Crush Your Uncertainty

Bayesian epistemology and decision theory provide a rigorous foundation for dealing with mixed or ambiguous evidence, uncertainty, and risky decisions. You can’t always get the epistemic conditions that classical techniques like logic or maximum liklihood require, so this is seriously valuable. However, having internalized this new set of tools, it is easy to fall into the bad habit of failing to avoid situations where it is necessary to use them.

When I first saw the light of an epistemology based on probability theory, I tried to convince my father that the Bayesian answer to problems involving an unknown processes (eg. laplace’s rule of succession), was superior to the classical (eg. maximum likelihood) answer. He resisted, with the following argument:

  • The maximum likelihood estimator plus some measure of significance is easier to compute.

  • In the limit of lots of evidence, this agrees with Bayesian methods.

  • When you don’t have enough evidence for statistical significance, the correct course of action is to collect more evidence, not to take action based on your current knowledge.

I added conditions (eg. what if there is no more evidence and you have to make a decision now?) until he grudgingly stopped fighting the hypothetical and agreed that the Bayesian framework was superior in some situations (months later, mind you).

I now realize that he was right to fight that hypothetical, and he was right that you should prefer classical max likelihood plus significance in most situations. But of course I had to learn this the hard way.

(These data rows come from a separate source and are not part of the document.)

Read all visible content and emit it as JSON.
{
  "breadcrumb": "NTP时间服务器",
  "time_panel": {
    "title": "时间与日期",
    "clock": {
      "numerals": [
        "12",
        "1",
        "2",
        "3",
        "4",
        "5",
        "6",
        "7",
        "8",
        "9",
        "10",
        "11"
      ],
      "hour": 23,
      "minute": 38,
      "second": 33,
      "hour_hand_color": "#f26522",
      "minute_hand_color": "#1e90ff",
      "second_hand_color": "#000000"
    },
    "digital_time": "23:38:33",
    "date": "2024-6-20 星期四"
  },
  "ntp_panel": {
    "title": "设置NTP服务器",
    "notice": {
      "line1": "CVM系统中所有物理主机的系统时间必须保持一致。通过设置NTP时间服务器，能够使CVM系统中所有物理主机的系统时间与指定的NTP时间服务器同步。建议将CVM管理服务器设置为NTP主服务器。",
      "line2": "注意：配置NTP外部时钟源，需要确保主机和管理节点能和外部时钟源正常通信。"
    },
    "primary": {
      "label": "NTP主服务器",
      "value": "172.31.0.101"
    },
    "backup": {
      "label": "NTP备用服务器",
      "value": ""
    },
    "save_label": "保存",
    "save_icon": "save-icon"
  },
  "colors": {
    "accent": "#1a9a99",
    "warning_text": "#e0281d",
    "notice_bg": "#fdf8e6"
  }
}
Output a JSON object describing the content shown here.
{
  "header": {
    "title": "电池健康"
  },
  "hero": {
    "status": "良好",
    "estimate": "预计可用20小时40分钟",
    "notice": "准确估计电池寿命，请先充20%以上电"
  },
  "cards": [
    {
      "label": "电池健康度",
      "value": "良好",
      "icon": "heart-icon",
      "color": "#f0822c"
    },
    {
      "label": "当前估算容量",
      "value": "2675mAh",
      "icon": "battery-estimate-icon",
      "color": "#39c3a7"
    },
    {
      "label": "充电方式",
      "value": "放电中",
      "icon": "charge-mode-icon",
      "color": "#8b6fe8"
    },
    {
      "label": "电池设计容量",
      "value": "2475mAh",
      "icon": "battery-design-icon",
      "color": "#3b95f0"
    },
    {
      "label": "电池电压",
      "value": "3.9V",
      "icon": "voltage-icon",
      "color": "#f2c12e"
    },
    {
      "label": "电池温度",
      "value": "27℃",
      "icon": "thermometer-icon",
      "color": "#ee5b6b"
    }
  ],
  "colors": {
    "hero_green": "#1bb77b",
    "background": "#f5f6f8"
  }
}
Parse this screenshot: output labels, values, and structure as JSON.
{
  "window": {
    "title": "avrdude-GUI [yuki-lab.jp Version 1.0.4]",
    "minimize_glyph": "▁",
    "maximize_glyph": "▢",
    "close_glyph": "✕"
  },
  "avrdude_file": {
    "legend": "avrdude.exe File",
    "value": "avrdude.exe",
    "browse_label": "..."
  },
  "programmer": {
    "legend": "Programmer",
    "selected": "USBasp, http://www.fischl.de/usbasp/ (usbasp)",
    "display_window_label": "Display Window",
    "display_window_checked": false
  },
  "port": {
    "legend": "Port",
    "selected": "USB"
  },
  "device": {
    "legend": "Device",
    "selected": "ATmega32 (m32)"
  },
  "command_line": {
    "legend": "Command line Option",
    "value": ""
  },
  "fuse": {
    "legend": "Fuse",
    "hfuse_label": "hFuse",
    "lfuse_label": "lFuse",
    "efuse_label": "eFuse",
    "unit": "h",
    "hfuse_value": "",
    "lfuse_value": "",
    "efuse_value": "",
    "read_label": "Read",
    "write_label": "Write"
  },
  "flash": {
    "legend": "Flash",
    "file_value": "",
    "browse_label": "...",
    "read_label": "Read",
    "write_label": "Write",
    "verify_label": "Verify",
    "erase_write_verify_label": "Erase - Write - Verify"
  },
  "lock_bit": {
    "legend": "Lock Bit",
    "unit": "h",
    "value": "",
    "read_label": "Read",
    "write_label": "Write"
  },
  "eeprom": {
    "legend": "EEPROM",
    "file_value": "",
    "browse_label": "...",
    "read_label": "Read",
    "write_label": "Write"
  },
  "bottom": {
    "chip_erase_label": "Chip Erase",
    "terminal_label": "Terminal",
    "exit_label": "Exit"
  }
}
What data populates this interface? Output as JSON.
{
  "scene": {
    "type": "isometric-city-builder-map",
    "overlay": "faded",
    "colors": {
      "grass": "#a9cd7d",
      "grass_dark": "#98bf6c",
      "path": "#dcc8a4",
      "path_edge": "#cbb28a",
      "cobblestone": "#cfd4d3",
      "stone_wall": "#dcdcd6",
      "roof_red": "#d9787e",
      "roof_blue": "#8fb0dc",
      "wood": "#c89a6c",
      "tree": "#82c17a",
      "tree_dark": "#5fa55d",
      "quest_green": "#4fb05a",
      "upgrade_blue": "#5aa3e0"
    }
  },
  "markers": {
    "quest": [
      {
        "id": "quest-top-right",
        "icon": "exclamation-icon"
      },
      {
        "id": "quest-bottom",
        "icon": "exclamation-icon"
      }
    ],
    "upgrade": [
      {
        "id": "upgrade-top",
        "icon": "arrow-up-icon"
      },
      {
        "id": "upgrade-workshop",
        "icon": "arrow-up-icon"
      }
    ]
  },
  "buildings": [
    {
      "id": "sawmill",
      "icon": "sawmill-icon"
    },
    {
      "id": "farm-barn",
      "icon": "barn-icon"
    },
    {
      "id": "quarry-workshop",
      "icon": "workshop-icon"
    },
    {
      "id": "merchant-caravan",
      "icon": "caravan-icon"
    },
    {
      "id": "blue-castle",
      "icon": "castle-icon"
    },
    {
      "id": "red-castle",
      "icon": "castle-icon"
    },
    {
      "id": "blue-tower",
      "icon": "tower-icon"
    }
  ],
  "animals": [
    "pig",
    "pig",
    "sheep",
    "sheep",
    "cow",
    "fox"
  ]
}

It is not always, or even often, possible to get overwhelming evidence. Sometimes you only have visibility into one part of a system. Sometimes further tests are expensive, and you need to decide now. Sometimes the decision is clear even without further information. The advanced methods can get you through such situations, so it’s critical to know them, but that doesn’t mean you can laugh in the face of uncertainty in general.

At work, I used to do a lot of what you might call “cowboy epistemology”. I quite enjoyed drawing useful conclusions from minimal evidence and careful probability-literate analysis. Juggling multiple hypotheses and visualizing probability flows between them is just fun. This seems harmless, or even helpful, but it meant I didn’t take gathering redundant data seriously enough. I now think you should systematically and completely crush your uncertainty at all opportunities. You should not be satisfied until exactly one hypothesis has non-negligible probability.

Why? If I’m investigating a system, and even though we are not completely clear on what’s going on, the current data is enough to suggest a course of action, and value of information calculations say that decision is not likely enough to change to make further investigation worth it, why then should I go and do further investigation to pin down the details?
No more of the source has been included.